Be honest, it happens to all of us. For me, I'm nearly a 2nd degree black belt (October 2012 by the way-happy dance continues) and if you attack me physically I could defend myself. If a job needs to get done, I have the discipline to do it. However, for being a best selling author, words never surface when they need to.
I can give you one heck of dirty look. I still have the teenage girl in me that can talk just a bit too loud so you can get the gist of my point, but to say what needs to be said at the moment it needs to be said is not a talent I have. So how do I combat these feelings of loss to my pride when words deceive me and leave me unsatisfied?
I write them in my stories!
To date I haven't murdered anyone in my books.

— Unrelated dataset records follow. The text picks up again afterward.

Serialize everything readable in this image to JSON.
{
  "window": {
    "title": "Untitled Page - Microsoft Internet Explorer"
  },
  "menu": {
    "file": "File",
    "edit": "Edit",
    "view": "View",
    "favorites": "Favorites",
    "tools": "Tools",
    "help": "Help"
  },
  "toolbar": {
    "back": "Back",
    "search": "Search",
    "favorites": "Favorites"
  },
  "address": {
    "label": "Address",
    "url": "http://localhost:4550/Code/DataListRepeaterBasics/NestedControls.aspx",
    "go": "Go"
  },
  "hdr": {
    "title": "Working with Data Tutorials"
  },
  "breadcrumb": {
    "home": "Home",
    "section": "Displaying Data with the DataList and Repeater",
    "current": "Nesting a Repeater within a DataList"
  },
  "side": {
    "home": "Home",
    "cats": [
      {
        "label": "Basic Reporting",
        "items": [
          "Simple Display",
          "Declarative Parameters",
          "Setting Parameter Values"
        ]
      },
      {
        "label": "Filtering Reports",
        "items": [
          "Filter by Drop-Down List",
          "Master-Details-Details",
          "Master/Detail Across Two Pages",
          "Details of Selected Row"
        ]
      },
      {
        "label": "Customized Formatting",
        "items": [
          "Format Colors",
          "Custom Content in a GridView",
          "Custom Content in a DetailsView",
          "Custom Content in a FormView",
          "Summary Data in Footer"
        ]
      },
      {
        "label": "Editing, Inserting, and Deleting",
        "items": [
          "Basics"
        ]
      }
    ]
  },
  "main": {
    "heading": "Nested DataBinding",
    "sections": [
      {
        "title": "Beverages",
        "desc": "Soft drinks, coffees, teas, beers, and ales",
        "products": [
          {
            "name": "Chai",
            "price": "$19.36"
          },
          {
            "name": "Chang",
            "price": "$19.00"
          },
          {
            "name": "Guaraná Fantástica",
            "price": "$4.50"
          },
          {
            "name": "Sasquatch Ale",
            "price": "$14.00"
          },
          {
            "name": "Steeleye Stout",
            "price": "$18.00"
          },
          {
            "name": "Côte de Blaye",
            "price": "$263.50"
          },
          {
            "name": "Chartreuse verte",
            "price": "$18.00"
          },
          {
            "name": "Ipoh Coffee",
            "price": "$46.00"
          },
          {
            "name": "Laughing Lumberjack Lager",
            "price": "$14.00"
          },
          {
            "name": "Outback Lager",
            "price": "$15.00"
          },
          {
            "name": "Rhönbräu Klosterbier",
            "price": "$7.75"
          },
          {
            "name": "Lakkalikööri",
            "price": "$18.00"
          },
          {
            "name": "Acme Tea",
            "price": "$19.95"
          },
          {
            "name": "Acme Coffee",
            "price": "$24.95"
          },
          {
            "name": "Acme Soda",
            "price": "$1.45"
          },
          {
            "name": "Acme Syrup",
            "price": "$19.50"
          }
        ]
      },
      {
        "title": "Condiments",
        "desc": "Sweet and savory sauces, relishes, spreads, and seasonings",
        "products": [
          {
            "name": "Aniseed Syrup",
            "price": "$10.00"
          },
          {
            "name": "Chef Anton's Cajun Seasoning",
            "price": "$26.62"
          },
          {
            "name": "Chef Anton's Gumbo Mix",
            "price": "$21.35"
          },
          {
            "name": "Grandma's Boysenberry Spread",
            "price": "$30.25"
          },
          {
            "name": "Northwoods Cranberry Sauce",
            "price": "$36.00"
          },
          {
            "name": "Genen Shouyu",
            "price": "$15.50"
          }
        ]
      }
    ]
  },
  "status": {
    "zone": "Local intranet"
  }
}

Well no one within the book. I have put a few of my husband's quirky habits into my heroes and yes, my mother caught this one, my father's favorite pizza. But I haven't made any nemesis die, though I could. However, the words that must be spoken are said. And they fly freely from my fingertips through the virtual mouth of my heroine. She gets the satisfaction of telling someone exactly what I would have told someone else had my throat not closed off when I needed to speak.
The best part about all this is I can work out my frustrations and I get paid to do so. And chances those people aren't going to read me anyway, but they don't even know they did wrong by me. I usually laugh when I make a snide comment on Facebook and the person in which it is about likes my status. It's worth the laugh.
However, on a serious note, this writing challenge started for me at a young age. It was my mother's coping mechanism. She didn't get mad very often. She didn't scream or yell a lot. She sat down with a piece of paper and wrote a letter that would tear you to pieces. Then she would rip up the paper and throw it away. I often wondered why she did that. But as I grew older I understood. Some of us can't say the words that need to be said, but we can write them. And sometimes no one has to read them to make us feel better. We just feel better having seen the words for ourselves.